O Ladakh extremo norte-noroeste do subcontinente Indiano que desde o século XIX faz parte de Caxemira. À exceção da sua parte nordeste, o Aksai Chin, ocupado pela China durante a guerra sino-indiana de 1962, o seu território faz parte da Índia. O Ladakh indiano é a maior das três regiões do estado de Jamu e Caxemira, do qual constitui a sua parte oriental, ocupando uma área de 86 904 km², 40% do estado. É a região menos densamente povoada da Índia — em 2011 tinha 274 289 habitantes.Conhecido como “Pequeno Tibete”, é famoso pelas suas paisagens montanhosas e pela sua cultura budista tibetana, embora a parte ocidental seja quase exclusivamente muçulmana. A sua maior e mais importante cidade é Leh.

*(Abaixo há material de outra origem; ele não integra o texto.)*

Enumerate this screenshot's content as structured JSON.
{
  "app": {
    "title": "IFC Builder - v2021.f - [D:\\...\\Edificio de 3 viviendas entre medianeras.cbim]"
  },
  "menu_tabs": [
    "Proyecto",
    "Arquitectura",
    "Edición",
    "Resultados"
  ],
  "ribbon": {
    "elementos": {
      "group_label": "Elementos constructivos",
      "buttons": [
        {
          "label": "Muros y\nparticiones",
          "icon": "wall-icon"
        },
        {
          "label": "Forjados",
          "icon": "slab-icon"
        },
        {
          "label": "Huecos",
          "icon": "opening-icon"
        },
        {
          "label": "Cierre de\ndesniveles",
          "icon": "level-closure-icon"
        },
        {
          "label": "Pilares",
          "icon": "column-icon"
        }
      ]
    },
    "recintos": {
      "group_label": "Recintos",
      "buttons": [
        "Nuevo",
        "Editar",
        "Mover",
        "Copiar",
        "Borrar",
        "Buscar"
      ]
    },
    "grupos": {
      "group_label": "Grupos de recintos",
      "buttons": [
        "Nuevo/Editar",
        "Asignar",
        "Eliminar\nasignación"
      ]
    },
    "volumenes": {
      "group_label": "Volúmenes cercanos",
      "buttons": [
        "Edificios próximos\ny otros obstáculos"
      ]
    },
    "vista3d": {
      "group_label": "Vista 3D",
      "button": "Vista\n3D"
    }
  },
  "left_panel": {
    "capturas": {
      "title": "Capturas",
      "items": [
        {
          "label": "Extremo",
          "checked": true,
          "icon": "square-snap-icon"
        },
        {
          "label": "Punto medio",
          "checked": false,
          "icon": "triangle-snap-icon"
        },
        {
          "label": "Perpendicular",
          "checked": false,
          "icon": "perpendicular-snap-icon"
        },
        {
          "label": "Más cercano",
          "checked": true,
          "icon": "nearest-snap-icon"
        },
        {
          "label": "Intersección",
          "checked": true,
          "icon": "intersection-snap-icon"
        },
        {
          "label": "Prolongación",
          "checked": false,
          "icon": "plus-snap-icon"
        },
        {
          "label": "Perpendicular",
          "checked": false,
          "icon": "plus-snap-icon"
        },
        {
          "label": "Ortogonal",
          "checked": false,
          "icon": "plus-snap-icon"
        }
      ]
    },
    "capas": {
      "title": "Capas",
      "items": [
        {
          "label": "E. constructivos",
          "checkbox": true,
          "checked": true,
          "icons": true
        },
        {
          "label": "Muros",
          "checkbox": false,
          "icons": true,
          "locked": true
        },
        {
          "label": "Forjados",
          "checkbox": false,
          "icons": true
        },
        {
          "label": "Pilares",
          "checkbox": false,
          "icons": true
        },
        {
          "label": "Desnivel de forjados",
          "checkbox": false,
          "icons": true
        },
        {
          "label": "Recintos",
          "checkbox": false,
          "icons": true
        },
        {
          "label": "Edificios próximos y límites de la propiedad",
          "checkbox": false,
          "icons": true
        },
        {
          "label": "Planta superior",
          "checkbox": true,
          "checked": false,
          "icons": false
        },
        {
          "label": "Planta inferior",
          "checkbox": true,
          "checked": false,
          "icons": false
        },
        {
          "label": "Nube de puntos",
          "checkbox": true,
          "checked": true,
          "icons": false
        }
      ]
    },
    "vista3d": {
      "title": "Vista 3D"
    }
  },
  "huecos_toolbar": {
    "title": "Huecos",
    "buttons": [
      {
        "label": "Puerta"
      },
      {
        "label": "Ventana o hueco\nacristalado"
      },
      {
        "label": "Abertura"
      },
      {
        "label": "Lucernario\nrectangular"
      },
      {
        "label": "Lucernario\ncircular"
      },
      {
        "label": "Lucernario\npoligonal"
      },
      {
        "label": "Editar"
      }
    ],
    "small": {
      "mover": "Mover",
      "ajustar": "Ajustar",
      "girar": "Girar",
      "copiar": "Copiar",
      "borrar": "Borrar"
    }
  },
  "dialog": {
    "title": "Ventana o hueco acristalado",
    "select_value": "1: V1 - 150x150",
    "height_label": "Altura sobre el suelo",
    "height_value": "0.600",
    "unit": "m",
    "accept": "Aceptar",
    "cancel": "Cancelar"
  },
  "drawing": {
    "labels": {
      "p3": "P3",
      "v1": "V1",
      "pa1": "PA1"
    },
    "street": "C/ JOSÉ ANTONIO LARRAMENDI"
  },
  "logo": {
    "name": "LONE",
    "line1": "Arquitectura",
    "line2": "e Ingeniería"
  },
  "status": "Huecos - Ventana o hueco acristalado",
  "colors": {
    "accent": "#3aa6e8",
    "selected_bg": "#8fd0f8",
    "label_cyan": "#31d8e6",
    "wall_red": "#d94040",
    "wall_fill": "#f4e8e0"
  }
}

É uma das regiões habitadas mais altas do mundo — a altitude da maior parte do território é superior a 3 000 metros. É constituída quase exclusivamente por montanhas e alguns planaltos de grande altitude. A parte sob administração indiana estende-se desde o vale de Caxemira a oeste, até ao planalto tibetano a leste. A sul, a fronteira com o estado de Himachal Pradexe passa ao longo das vertentes norte dos chamados Grandes Himalaias e a norte é limitada pelas linhas de controlo do Paquistão. É uma região extremamente isolada — as fronteiras internacionais não só estão encerradas como são palco de frequentes incidentes, quando não de combates, e só há duas estradas que ligam com o resto da Índia: a estrada Srinagar–Leh, a oeste, com 534 km, que entra no Ladakh pelo passo de montanha de Zoji La, e a estrada Manali–Leh, a sul, com 475 ou 490 km, na qual há vários passos a mais de 4 000 metros e três a mais de 5 000 m. Ambas as estradas geralmente permanecem fechadas entre o outono e a primavera devido à neve.
A grande maioria dos habitantes das zonas norte e leste seguem o budismo tibetano. Na parte ocidental, a religião da maior parte da população é o islão xiita. A quantidade de fiéis dessas duas religiões é sensivelmente o mesmo, concentrando-se os budistas no distrito de Leh e no Zanskar e os muçulmanos no na parte do distrito de Kargil que não fica no Zanskar. A principal língua é o ladaque, uma língua aparentada com tibetano, mas é comum, pelo menos entre a população letrada, o domínio do hindi, urdu e do inglês. Além destas, há diversas línguas maternas, como o balti, shina ou o burig, usados no distrito de Kargil e uma série de dialetos. Os habitantes são de etnias tibetanas, e indo-arianas, maioritárias na parte ocidental.
No passado, o Ladakh foi um local importante para o comércio entre a Índia, Ásia Central e Tibete devido à sua localização estratégica no cruzamento de diversas rotas comerciais entre aquelas regiões, mas o comércio internacional extinguiu-se no início da década de 1960 devido à China ter fechado as fronteiras com o Tibete e com Xinjian. Desde 1974 que o governo indiano tem vindo a incentivar com sucesso o turismo, que atualmente é uma das principais fontes de receita da região. Devido à sua importância estratégica e às fronteiras disputadas, onde são frequentes os incidentes militares, as forças armadas indianas mantêm uma forte presença na região e têm a seu cargo as principais estradas.